When uranium is used in a conventional Light Water Reactor, it's converted into plutonium (and if the U238 isotope is used, the result can be fissable Pu239). Even without the danger of weapons-grade plutonium proliferating from a country's stores of radioactive waste, there's not really an easy way to dispose of the byproduct. Our best answer so far has been burying it and hoping for the best. Instead, Thor Energy — a subsidiary of the Oslo-based Scatec group — wants to burn up that store of plutonium to power the very reactors that created it. All its system needs is the addition of thorium. A lot of it.
Luckily, thorium (Th232) is an abundant — albeit slightly radioactive — element. It's estimated to be four times as common as uranium and 500 times as much as U238. It's so common that it's currently treated like a byproduct in the rare-earth mining industry. Problem is, naturally occurring thorium doesn't contain enough of its fissable isotope (Th231) to maintain criticality. But that's where the plutonium comes in. What Thor energy did was mix ceramic thorium oxide (ThO2) with plutonium oxide (nuclear waste) in a 90:10 ratio to create thorium-MOX (mixed-oxide).

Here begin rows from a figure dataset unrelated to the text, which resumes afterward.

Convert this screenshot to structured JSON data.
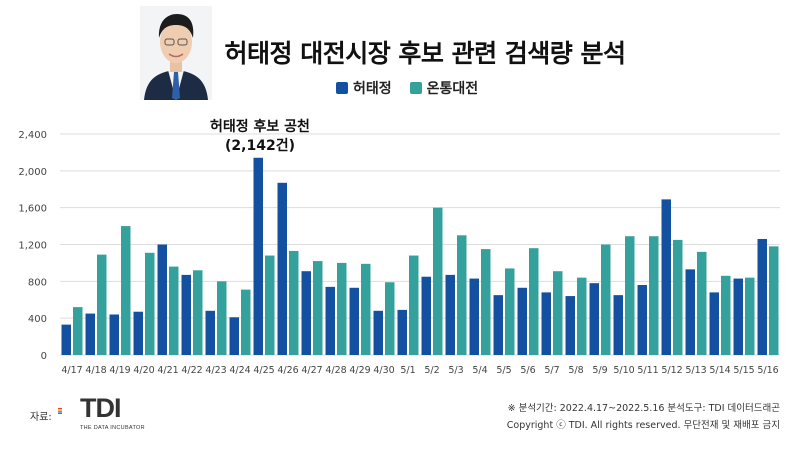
{
  "header": {
    "title": "허태정 대전시장 후보 관련 검색량 분석"
  },
  "colors": {
    "series_1": "#1450a0",
    "series_2": "#35a19c",
    "grid": "#dddddd"
  },
  "annotation": {
    "line1": "허태정 후보 공천",
    "line2": "(2,142건)"
  },
  "chart_data": {
    "type": "bar",
    "title": "허태정 대전시장 후보 관련 검색량 분석",
    "categories": [
      "4/17",
      "4/18",
      "4/19",
      "4/20",
      "4/21",
      "4/22",
      "4/23",
      "4/24",
      "4/25",
      "4/26",
      "4/27",
      "4/28",
      "4/29",
      "4/30",
      "5/1",
      "5/2",
      "5/3",
      "5/4",
      "5/5",
      "5/6",
      "5/7",
      "5/8",
      "5/9",
      "5/10",
      "5/11",
      "5/12",
      "5/13",
      "5/14",
      "5/15",
      "5/16"
    ],
    "series": [
      {
        "name": "허태정",
        "values": [
          330,
          450,
          440,
          470,
          1200,
          870,
          480,
          410,
          2142,
          1870,
          910,
          740,
          730,
          480,
          490,
          850,
          870,
          830,
          650,
          730,
          680,
          640,
          780,
          650,
          760,
          1690,
          930,
          680,
          830,
          1260
        ]
      },
      {
        "name": "온통대전",
        "values": [
          520,
          1090,
          1400,
          1110,
          960,
          920,
          800,
          710,
          1080,
          1130,
          1020,
          1000,
          990,
          790,
          1080,
          1600,
          1300,
          1150,
          940,
          1160,
          910,
          840,
          1200,
          1290,
          1290,
          1250,
          1120,
          860,
          840,
          1180
        ]
      }
    ],
    "y_ticks": [
      "0",
      "400",
      "800",
      "1,200",
      "1,600",
      "2,000",
      "2,400"
    ],
    "ylim": [
      0,
      2400
    ],
    "grid": true,
    "legend_position": "top-center"
  },
  "footer": {
    "source_label": "자료:",
    "logo_text": "TDI",
    "logo_subtext": "THE DATA INCUBATOR",
    "period_note": "※ 분석기간: 2022.4.17~2022.5.16  분석도구: TDI 데이터드래곤",
    "copyright": "Copyright ⓒ TDI. All rights reserved. 무단전재 및 재배포 금지"
  }
}
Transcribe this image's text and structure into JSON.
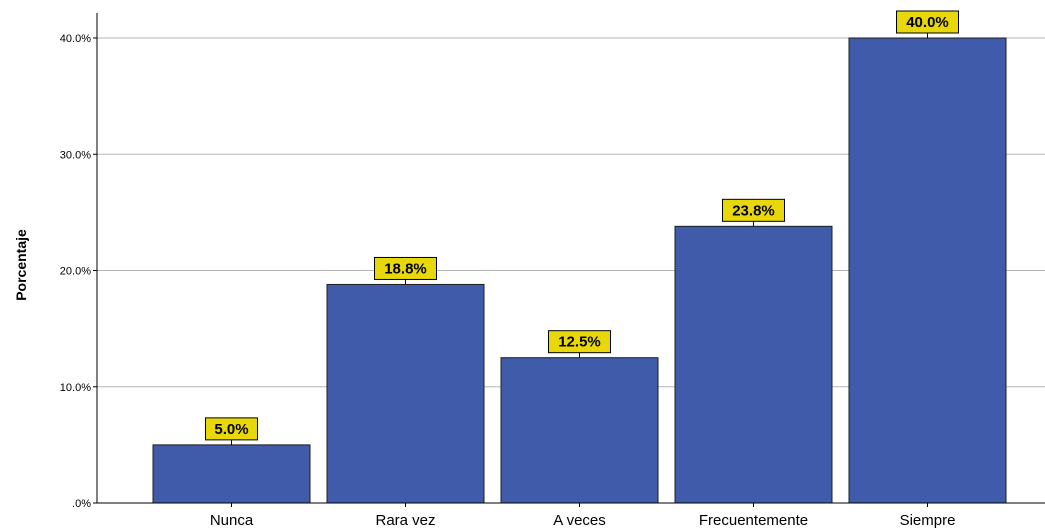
{
  "chart_data": {
    "type": "bar",
    "categories": [
      "Nunca",
      "Rara vez",
      "A veces",
      "Frecuentemente",
      "Siempre"
    ],
    "values": [
      5.0,
      18.8,
      12.5,
      23.8,
      40.0
    ],
    "data_labels": [
      "5.0%",
      "18.8%",
      "12.5%",
      "23.8%",
      "40.0%"
    ],
    "title": "",
    "xlabel": "",
    "ylabel": "Porcentaje",
    "ylim": [
      0,
      42
    ],
    "yticks": [
      0,
      10,
      20,
      30,
      40
    ],
    "ytick_labels": [
      ".0%",
      "10.0%",
      "20.0%",
      "30.0%",
      "40.0%"
    ],
    "grid": "horizontal",
    "colors": {
      "bar": "#3f5ba9",
      "bar_border": "#1f1f1f",
      "label_bg": "#e8d80a",
      "gridline": "#b5b5b5",
      "axis": "#000000"
    }
  }
}
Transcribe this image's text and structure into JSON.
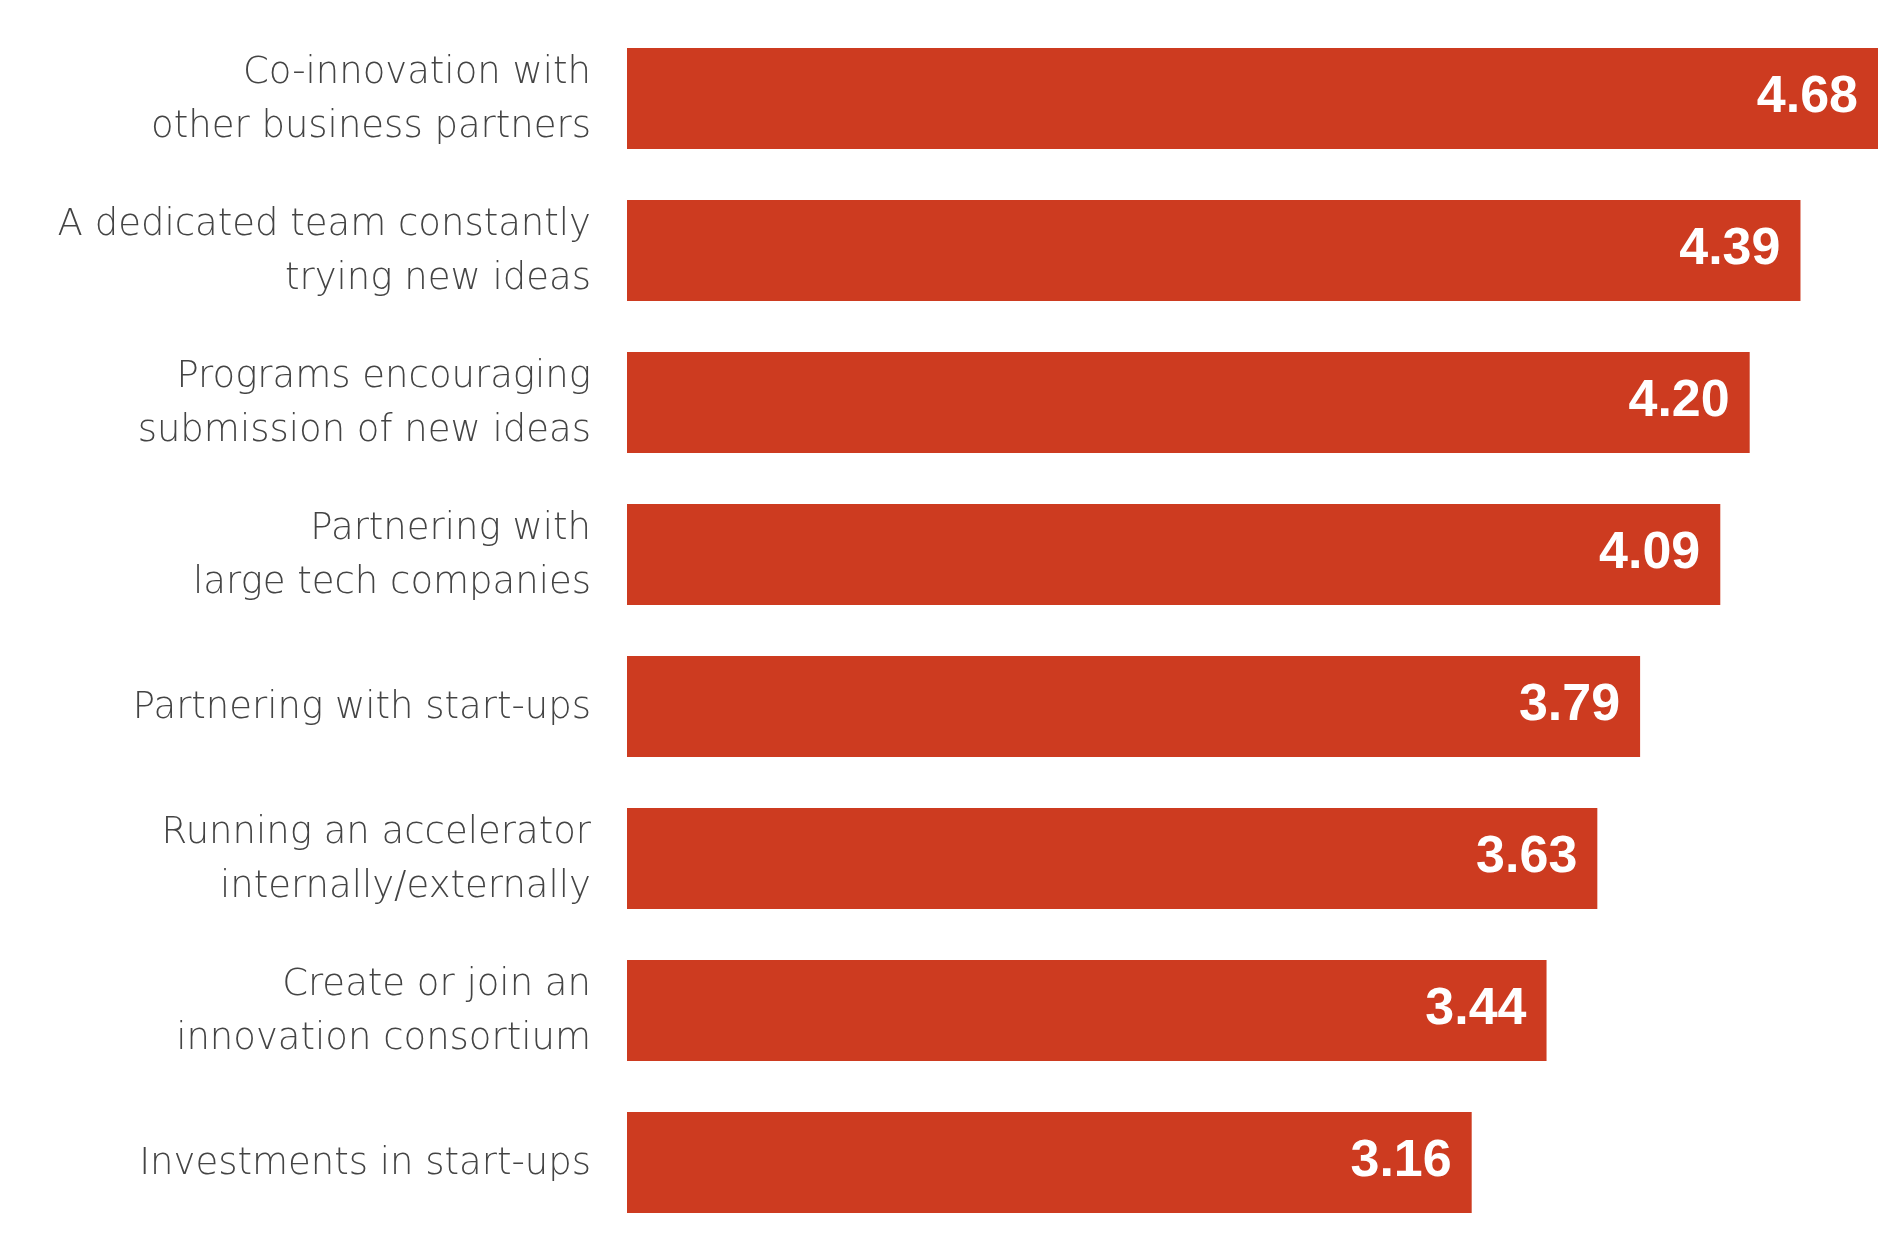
{
  "chart_data": {
    "type": "bar",
    "orientation": "horizontal",
    "categories": [
      "Co-innovation with other business partners",
      "A dedicated team constantly trying new ideas",
      "Programs encouraging submission of new ideas",
      "Partnering with large tech companies",
      "Partnering with start-ups",
      "Running an accelerator internally/externally",
      "Create or join an innovation consortium",
      "Investments in start-ups"
    ],
    "values": [
      4.68,
      4.39,
      4.2,
      4.09,
      3.79,
      3.63,
      3.44,
      3.16
    ],
    "value_labels": [
      "4.68",
      "4.39",
      "4.20",
      "4.09",
      "3.79",
      "3.63",
      "3.44",
      "3.16"
    ],
    "color": "#cd3b20"
  }
}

The thorium oxide acts as a matrix that holds the plutonium in place as its used up.
This stuff could very well revolutionise nuclear power. Thorium-MOX can be formed into rods and used in current generation (Gen II) nuclear reactor with minimal retrofitting. Ceramic thorium has a higher thermal conductivity and melting point than uranium, meaning it can operate at a lower (and safer) internal pellet temperature with less chance of a meltdown, fewer fission gas emissions, and extended fuel cycles.
Most importantly, thorium doesn't convert into plutonium — precisely the opposite, in fact. That is, the process consumes plutonium. We could be looking at a means of not only halting the growth of nuclear waste sites, but actually reducing our stores of plutonium while simultaneously reducing the danger of nuclear proliferation. Sure, the thorium system does create waste of it's own, but irradiated thorium doesn't oxidise and remains more stable as it decays. What more could you want?
Thor Energy is currently testing the new technology on the small scale. A prototype reactor will power a paper mill in the town of Halden, Norway for the next five years. If the fuel proves to be commercially viable during that test, we could see a sea change in nuclear power by the end of the decade.